In September 2003, Judge Bates awarded Yvonne Ames and her children a total of $38,249,000 in compensatory damages. But she hasn’t seen a penny of this money. The Islamic Republic of Iran has ignored the U.S. court decisions in such cases, and the lawyer in the civil suit, Stu Newberger, has so far been unsuccessful in his attempts to seize Iranian assets in America or abroad. Newberger says he’s still hopeful. So perhaps someday Yvonne and her children will be awarded this compensation.
When I first contacted Yvonne Ames about writing a book about her late husband, she was hesitant. She said she’d never spoken to any reporters or historians about Bob. She did not wish to divulge secrets. Instinctively, she was still the CIA spouse, reticent and protective of the Agency.

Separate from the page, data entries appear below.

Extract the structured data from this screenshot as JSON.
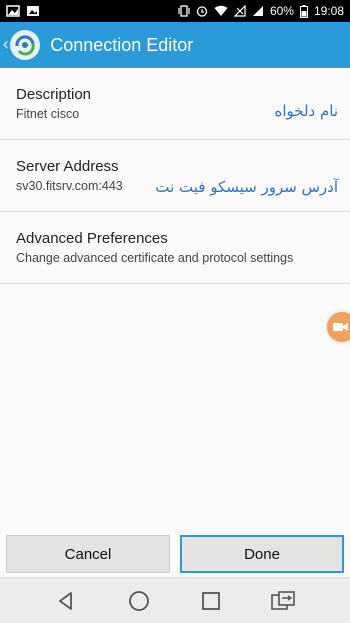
{
  "status_bar": {
    "battery": "60%",
    "time": "19:08",
    "icons_left": [
      "image-icon",
      "gallery-icon"
    ],
    "icons_right": [
      "vibrate-icon",
      "alarm-icon",
      "wifi-icon",
      "no-signal-icon",
      "signal-icon",
      "battery-icon"
    ]
  },
  "app_bar": {
    "title": "Connection Editor",
    "icons": [
      "back-chevron-icon",
      "app-logo-icon"
    ],
    "color": "#2a9ad8"
  },
  "preferences": [
    {
      "title": "Description",
      "summary": "Fitnet cisco",
      "annotation": "نام دلخواه"
    },
    {
      "title": "Server Address",
      "summary": "sv30.fitsrv.com:443",
      "annotation": "آدرس سرور سیسکو فیت نت"
    },
    {
      "title": "Advanced Preferences",
      "summary": "Change advanced certificate and protocol settings"
    }
  ],
  "floating_button": {
    "icon": "video-camera-icon",
    "color": "#f2a15c"
  },
  "buttons": {
    "cancel": "Cancel",
    "done": "Done"
  },
  "nav_bar": {
    "icons": [
      "back-triangle-icon",
      "home-circle-icon",
      "recents-square-icon",
      "switch-app-icon"
    ]
  }
}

In recent years she has occasionally accepted invitations to attend ceremonies at Langley marking the anniversaries of the Beirut embassy bombing. She knows that Bob devoted twenty-three years—most of his adult life—to the CIA. She bears no animosity toward the institution.
But thirty years have passed since the Beirut tragedy, and now she wants people to know what Bob Ames did with his life. More important, she wants her children to know what he did. “Bob appears in my dreams even now. He appears—initially, it was [as if] he had come back from hiding, and my concern was: But I’ve remarried. What do I do now? But lately, he appears, and it’s just a comfort.”